The molecular mechanism underlying the metastasis suppression by Drg-1 is of considerable interest, although this remains to be investigated. However, it should be noted that Drg-1 was previously shown to be up-regulated by the tumor suppressors, PTEN and p53, and that these tumor suppressors are known to be able to down-regulate metastasis-related genes such as MMP-1, -2, and -13 (16, 17, 18). Therefore, it is possible that Drg-1 is a part of the pathway of down-regulation of those protease genes by PTEN and p53, which may account for the metastasis suppressor function of the Drg-1 gene. In fact, the results of our in vitro experiments indicate that Drg-1 suppressed the invasiveness of prostate cancer cells, which is also in good agreement with the results reported by Guan et al. (15), who found that overexpression of Drg-1 suppressed in vitro invasiveness of colon cancer cells. PTEN and p53 are also known as negative regulators of angiogenesis, which is a critical factor for both tumor growth and metastasis (19, 20). Activation of both genes lead to the inhibition of VEGF gene expression and, hence, suppression of angiogenesis. Therefore, it is conceivable that the down-regulation of Drg1 by PTEN and p53 may also be a part of a pathway of suppression of angiogenesis which leads to metastasis suppression.

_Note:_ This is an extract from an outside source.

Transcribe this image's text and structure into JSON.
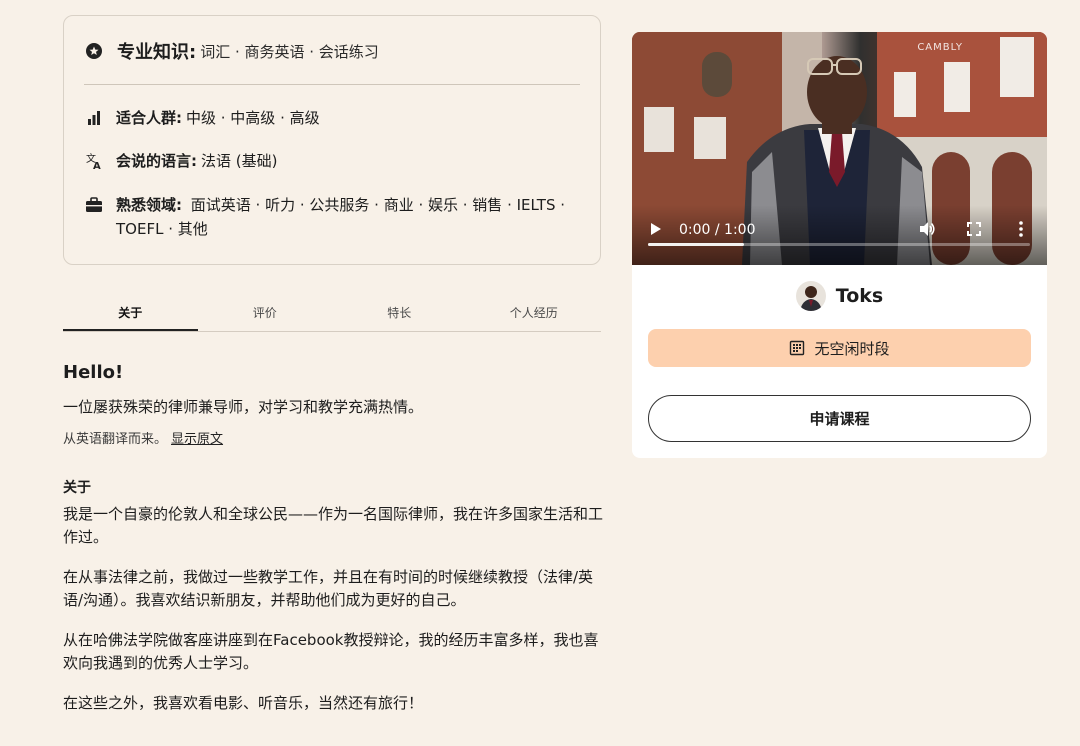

Drg-1 has been known to be a stress-response gene, and the expression of this gene is induced by various chemical agents and antineoplastic drugs such as tunicamycin, meracptoethanol, homocysteine, and CPT-11. Motwani et al. recently found that the activation of Drg-1 by CPT-11, a topoisomerase I inhibitor, resulted in the suppression of apoptosis of cancer cells, which, in turn, became drug resistant (21). Therefore, Drg-1 appears to be involved not only in tumor progression but also in drug resistance. It is noteworthy that these chemical agents are able to induce stress-activated protein kinase (JNK/SAPK) through the activation of MKK4. Interestingly, MKK4 was recently shown to suppress metastasis of prostate cancer in vivo without affecting primary tumor growth (22). This raises a possibility that Drg-1 may lie in the down-stream of the MKK4 pathway, which leads to metastasis suppression, although this possibility needs to be examined in detail.

Metastasis remains the ultimate and major cause of mortality in cancer-related deaths. The process of metastasis is complex, involving multiple steps, and is, therefore, poorly understood as yet at the cellular and molecular level. There was a significant advancement in our understanding of this process with the recent discovery of the metastasis suppressor genes that, by definition, suppress the formation of metastases without affecting the growth rate of the primary tumor. To date, only five genes have been identified that meet this criterion, namely NM23, KAI1, KISS1, BRMS1, and MKK4 (23). Our data presented in this report clearly indicate that the Drg-1 gene belongs to this category. Further investigation on the molecular mechanism of the function of this gene would provide information about rational therapeutic approaches for metastatic disease.